The three young men ran toward the place from which the cries came, and found Balivan holding a short man by the arm.

"It's no use for you to yell," he was saying; "you owe me five hundred francs for this olive!"

"What in the devil are you doing, you fool?" cried Mouillot; "let the gentleman alone, will you! It isn't Tobie!"

The man whom Balivan had seized was a respectable bourgeois, who was loitering about in front of the Opéra-Comique, intending to buy a check and see the last play.

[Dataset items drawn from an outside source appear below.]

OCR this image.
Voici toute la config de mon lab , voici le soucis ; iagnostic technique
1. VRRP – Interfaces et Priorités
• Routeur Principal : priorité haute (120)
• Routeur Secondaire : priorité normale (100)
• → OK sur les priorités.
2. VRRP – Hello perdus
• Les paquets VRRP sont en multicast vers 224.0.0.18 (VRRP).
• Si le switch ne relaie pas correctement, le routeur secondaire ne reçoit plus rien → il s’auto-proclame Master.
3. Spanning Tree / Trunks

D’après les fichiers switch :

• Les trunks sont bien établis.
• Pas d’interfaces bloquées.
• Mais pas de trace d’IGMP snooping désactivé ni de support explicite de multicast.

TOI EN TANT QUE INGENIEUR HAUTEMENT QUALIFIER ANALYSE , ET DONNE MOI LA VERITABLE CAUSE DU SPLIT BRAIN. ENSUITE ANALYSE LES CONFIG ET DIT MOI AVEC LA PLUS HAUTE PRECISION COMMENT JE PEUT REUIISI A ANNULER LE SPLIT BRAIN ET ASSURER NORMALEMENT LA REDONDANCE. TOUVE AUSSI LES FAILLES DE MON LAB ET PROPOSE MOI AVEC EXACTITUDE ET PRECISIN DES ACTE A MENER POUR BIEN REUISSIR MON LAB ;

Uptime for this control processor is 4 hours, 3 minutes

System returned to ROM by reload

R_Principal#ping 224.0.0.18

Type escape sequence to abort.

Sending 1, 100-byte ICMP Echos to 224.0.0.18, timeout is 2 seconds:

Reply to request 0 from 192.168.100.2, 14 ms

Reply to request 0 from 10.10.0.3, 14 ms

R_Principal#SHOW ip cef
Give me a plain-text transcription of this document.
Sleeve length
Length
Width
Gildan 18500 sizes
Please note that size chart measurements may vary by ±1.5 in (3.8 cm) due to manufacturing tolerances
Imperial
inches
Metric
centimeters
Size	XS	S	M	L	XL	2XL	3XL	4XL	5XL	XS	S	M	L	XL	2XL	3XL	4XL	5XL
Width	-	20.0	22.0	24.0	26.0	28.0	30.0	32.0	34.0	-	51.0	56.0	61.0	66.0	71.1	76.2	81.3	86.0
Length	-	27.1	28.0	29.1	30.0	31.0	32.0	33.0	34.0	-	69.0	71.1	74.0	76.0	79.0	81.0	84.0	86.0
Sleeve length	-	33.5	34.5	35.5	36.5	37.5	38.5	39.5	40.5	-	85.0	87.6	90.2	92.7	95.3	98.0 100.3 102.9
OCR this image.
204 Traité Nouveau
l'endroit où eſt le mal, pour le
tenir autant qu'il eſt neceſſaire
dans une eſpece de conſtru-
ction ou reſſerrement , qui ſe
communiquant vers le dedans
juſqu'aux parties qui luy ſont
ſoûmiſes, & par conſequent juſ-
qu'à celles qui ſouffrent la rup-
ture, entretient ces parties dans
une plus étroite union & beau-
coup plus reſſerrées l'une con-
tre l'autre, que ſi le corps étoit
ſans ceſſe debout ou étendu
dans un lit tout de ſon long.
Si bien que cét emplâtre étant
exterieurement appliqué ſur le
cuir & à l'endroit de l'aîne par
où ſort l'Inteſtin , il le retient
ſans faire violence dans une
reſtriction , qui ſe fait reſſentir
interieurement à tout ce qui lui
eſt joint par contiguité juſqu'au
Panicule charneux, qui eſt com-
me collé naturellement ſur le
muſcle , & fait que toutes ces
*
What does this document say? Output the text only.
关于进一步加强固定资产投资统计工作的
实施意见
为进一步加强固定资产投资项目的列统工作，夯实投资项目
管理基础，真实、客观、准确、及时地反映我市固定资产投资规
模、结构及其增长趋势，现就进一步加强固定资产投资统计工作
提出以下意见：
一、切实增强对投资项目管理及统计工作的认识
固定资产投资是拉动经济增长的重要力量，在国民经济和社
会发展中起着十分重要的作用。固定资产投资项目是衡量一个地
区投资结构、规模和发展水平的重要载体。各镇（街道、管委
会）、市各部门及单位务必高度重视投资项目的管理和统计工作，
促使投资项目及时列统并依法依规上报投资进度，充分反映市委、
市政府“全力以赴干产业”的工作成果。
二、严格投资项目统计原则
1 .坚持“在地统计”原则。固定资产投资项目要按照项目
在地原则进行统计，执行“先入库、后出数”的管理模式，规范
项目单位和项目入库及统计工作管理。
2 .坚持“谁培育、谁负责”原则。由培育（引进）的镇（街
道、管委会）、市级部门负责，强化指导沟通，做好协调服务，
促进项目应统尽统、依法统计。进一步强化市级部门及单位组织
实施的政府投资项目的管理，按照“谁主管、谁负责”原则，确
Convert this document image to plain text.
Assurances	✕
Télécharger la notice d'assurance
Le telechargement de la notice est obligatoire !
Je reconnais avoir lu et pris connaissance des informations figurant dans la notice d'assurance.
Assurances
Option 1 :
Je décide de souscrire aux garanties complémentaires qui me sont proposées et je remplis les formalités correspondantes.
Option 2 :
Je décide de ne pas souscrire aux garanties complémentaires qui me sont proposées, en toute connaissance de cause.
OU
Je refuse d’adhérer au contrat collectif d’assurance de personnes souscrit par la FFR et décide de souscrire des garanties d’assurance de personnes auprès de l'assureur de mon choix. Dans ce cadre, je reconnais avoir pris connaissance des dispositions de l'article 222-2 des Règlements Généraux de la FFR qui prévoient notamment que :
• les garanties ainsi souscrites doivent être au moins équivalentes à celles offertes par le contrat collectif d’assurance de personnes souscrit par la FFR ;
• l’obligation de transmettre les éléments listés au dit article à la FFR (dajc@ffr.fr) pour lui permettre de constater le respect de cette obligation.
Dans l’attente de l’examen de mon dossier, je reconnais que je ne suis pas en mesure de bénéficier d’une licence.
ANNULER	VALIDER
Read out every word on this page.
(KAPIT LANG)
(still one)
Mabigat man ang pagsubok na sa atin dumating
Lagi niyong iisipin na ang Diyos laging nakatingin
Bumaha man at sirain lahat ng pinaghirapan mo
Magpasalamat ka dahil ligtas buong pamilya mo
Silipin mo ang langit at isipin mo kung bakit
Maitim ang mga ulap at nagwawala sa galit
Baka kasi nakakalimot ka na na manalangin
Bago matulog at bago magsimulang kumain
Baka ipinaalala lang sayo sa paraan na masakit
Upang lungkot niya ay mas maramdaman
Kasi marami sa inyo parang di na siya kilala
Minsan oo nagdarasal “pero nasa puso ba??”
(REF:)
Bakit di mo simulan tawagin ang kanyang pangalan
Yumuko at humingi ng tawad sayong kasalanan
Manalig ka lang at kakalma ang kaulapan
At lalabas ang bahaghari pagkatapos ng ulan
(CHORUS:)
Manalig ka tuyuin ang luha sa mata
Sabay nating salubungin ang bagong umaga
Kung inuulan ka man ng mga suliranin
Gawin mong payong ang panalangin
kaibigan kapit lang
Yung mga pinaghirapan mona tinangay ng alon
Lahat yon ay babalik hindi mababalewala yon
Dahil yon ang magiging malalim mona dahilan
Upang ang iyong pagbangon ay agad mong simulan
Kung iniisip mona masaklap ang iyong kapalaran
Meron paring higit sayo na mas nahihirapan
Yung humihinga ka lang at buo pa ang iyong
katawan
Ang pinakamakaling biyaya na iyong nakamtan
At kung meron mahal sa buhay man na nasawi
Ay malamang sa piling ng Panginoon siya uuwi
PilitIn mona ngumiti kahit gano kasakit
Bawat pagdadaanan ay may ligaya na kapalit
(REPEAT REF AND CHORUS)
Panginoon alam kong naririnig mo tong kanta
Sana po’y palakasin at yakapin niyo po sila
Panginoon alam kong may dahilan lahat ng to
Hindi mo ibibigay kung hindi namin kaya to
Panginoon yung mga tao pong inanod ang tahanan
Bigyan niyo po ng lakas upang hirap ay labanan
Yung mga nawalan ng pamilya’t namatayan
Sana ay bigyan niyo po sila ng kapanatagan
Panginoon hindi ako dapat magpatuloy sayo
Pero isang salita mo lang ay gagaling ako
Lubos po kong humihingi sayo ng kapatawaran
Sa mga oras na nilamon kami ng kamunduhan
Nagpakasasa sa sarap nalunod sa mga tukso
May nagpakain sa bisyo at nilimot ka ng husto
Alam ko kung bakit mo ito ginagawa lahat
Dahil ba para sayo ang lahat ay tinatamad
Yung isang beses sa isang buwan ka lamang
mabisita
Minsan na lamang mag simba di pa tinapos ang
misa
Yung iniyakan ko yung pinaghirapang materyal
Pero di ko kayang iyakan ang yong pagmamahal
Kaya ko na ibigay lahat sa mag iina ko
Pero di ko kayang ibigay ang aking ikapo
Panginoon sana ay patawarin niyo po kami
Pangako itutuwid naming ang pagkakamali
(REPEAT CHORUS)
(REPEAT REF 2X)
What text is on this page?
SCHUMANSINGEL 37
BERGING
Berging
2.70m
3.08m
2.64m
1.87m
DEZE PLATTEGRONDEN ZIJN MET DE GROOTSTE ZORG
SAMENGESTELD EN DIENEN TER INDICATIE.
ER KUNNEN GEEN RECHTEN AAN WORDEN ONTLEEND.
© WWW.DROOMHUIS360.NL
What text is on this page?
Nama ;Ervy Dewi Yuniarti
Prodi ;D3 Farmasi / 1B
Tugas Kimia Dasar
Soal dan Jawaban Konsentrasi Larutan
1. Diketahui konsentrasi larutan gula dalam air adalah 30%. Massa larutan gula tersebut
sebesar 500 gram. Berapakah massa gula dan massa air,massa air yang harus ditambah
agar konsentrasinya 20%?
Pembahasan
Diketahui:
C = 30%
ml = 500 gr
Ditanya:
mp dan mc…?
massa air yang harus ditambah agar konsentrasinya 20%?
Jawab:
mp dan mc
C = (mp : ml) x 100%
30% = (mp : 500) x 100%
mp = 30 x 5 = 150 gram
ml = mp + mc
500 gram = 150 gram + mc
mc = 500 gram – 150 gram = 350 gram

Balivan confounded himself in apologies. But the bourgeois, who had had a horrible fright, continued to shout. The soldiers who were on guard at the theatre came up, with several policemen, and a crowd soon assembled. The young men were surrounded, and the man whom Balivan had attacked pointed them out to the soldiers, saying in a voice rendered almost inaudible by terror:

"Arrest those four men. They're all thieves; they tried to rob me of five hundred francs, and I had only forty sous about me! This one threatened me; he tried to murder me with an olive. Arrest all four."

The young men tried to explain to the soldiers that it was all the result of a jest. But the officers took them away, saying:

"You may explain at the station."

"That miserable Tobie!" muttered Mouillot; "a nice mess he's got us into with his olives!"